Mentre i timori legati all’impatto che avrà sull’economia globale la guerra commerciale tra Stati Uniti e resto del mondo continuano a influenzare gli scambi sui mercati finanziari, lo yuan ha toccato il livello più basso in un anno di tempo. La guerra commerciale si sta tramutando in una guerra valutaria.
La divisa cinese, che di solito viene monitorata (e manipolata) attentamente dalle autorità di Pechino, è scivolata in area 6,784 yuan per un dollaro Usa nelle contrattazioni offshore.
L’andamento sul Forex, secondo i commentatori di mercato e gli analisti, è un chiaro segnale del fatto che i funzionari della Cina, in risposta ai dazi imposti da Donald Trump per primo, stanno svalutando di proposito la propria divisa fiat.
L’ansia sulle tariffe imposte ai prodotti made in China importati negli Stati Uniti sta spingendo il governo ad agire anche sul mercato dei tassi di cambio e non solo per vie diplomatiche.
Lo yuan ha già subito perdite pesanti i mesi scorsi. Basti pensare che in aprile, prima che l’amministrazione Trump si lanciasse in una guerra commerciale a tutto campo e senza ritorno, scambiava intorno ai valori di 6,3 per dollaro.

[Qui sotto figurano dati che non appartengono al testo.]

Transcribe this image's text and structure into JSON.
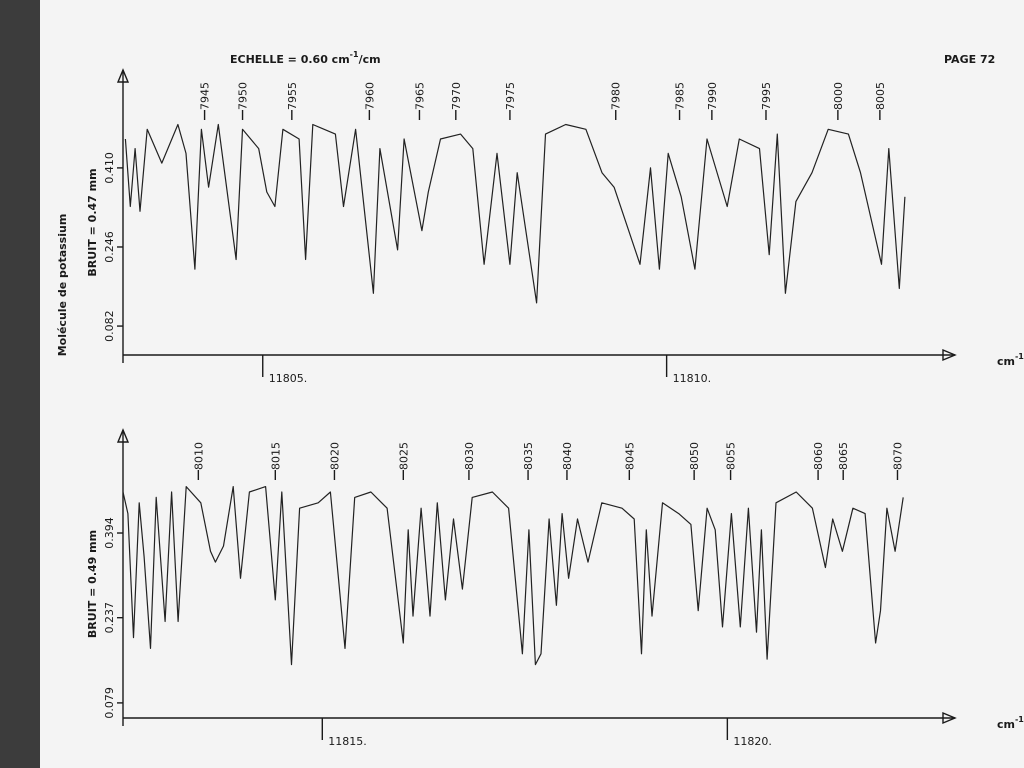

La manipolazioee della Banca centrale cinese
In passato la People’s Bank of China è intervenuta nei mercati finanziari per scongiurare un indebolimento eccessivo dello yuan e una discesa sotto valori chiave importanti. L’area di 6,70 viene indicata come uno spartiacque fondamentale, ma la situazione sembra che si stia evolvendo verso uno scenario di maggiore incertezza.
Come spiega a Bloomberg l’economista di Oversea-Chinese Banking Tommy Xie, il fixing è un “segnale che la PBOC non sta proteggendo una linea di difesa in particolare per il tasso di cambio e che è a suo agio con una svalutazione graduale dello yuan”. che chiaramente permetterebbe di guadagnare competitività negli scambi commerciali.
Sono indicazioni che non sono certo favorevoli allo yuan, osserva l’economista, aggiungendo che “la valuta potrebbe subire una nuova ondata di vendite in futuro“. Una divisa più debole consentirebbe ai principali gruppi esportatori cinesi di attutire l’impatto negativo provocato dai dazi Usa.
Allo stesso tempo le misure delle autorità di politica monetaria contribuiscono anche ad alimentare le preoccupazioni circa la capacità di resistenza della Cina, la quale potrebbe trovarsi davanti un periodo difficile, specialmente se si pensa che la crescita economica si è indebolita un po’ negli ultimi tre mesi.